Moisture and shrinkage

Earth that holds its shape has a moisture content of 10-23% in its natural state. The more clay, the more moisture it can contain. Thoroughly dried walls have a moisture content of 3-5%. This means that earth with a naturally high moisture content will shrink considerably during drying. To assess the moisture content of the earth, a sample is weighed, dried, then re-weighed. The moisture content is the equivalent of the difference between the two weights.

Generally speaking, earth with a high moisture/clay content is best used for an air-dried earth block. Most of the shrinkage will have taken place before the blocks are laid. Through adding plenty of natural fibres, an earth rich in clay can be used for ramming as in the pisé technique.

Determining compressive strength based on the results in the 'figure-of-eight' test, see Figure 8.4. The practical potential of the earth can be read on the right.

8.3.4 The preparation of earth

Once the earth has been selected using the above methods, the topsoil, which contains organic matter and humus, is removed to a depth of 20-30 cm. The earth uncovered is then sieved through a steel net with mesh size of about 2.4 cm for ramming earth, or 1 cm for the production of blocks. If the earth has a variable moisture content, it must be well mixed and stored under a tarpaulin for three to four weeks.

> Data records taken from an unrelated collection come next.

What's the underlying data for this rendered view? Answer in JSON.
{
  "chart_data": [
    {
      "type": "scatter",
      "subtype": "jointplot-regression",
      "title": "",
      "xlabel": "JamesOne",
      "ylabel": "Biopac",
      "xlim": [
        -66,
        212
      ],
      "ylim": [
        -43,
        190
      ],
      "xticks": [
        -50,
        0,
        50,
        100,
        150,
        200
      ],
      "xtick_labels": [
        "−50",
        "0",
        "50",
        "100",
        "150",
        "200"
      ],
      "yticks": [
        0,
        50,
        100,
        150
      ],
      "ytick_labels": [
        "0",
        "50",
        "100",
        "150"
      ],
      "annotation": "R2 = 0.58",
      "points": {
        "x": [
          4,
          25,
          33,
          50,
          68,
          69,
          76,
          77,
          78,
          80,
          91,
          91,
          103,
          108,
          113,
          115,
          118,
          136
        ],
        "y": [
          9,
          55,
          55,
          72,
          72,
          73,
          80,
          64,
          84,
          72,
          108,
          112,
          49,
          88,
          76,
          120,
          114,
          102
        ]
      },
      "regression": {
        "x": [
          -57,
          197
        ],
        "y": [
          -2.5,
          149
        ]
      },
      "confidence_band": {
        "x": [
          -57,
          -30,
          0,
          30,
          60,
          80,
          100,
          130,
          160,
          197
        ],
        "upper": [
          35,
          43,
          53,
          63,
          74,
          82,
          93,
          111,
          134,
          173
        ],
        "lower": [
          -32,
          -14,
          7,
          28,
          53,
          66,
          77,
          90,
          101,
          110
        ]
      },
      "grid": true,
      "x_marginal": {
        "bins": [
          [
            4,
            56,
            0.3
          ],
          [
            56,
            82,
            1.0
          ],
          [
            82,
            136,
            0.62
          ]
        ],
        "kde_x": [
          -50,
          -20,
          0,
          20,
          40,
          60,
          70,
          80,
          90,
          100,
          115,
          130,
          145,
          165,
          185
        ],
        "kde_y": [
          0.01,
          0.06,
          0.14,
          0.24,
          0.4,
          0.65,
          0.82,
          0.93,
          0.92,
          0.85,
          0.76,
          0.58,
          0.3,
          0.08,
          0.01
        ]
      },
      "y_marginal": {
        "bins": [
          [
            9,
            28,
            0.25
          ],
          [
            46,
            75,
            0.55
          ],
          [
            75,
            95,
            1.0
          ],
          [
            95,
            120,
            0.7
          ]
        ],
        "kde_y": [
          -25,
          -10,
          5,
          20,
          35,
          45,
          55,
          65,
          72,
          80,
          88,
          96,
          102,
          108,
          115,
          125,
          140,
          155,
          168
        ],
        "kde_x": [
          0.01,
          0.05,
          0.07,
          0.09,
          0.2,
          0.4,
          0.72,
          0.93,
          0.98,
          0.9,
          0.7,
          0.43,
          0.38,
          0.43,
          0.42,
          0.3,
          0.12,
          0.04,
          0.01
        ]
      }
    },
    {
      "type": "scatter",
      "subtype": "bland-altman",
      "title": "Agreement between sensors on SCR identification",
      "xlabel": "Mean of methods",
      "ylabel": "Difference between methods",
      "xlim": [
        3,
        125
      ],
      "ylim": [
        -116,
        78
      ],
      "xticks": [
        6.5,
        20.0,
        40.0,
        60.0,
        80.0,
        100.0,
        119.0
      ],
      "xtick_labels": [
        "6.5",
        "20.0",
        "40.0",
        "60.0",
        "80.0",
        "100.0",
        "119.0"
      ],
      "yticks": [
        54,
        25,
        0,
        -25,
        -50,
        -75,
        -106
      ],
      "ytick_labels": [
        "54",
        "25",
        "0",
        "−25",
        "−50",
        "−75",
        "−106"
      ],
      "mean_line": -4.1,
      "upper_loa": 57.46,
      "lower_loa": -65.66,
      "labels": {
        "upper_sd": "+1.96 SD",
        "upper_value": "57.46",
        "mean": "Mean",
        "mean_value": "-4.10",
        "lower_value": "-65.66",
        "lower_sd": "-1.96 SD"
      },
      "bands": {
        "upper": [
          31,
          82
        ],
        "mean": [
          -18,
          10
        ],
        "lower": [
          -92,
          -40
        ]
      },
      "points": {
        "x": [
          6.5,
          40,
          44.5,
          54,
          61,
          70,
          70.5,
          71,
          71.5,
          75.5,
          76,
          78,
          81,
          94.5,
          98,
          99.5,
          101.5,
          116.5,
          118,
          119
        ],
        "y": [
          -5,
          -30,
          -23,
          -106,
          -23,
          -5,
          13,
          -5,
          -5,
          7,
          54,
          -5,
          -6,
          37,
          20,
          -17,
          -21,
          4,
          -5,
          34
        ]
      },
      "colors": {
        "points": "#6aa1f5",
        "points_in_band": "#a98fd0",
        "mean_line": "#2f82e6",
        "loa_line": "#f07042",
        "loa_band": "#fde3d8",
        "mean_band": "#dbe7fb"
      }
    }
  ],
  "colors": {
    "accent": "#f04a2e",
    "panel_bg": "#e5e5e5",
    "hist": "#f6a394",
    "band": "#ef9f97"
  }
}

Where necessary, stabilizers or extra sand or clay can be added either during sieving or later with an earth grinder. Mixtures stabilized with cement and lime must be used immediately; others can be stored, but they must be covered with a tarpaulin to preserve the moisture.

8.3.5 Earth structures

Any earth to be used for construction is transported straight to the building site without any industrial treatment. Here it is put into casts to make blocks, or rammed between shuttering to make walls. Mortars are also easily prepared on site. More industrialized products such as tiles and panels can be made in small local industries.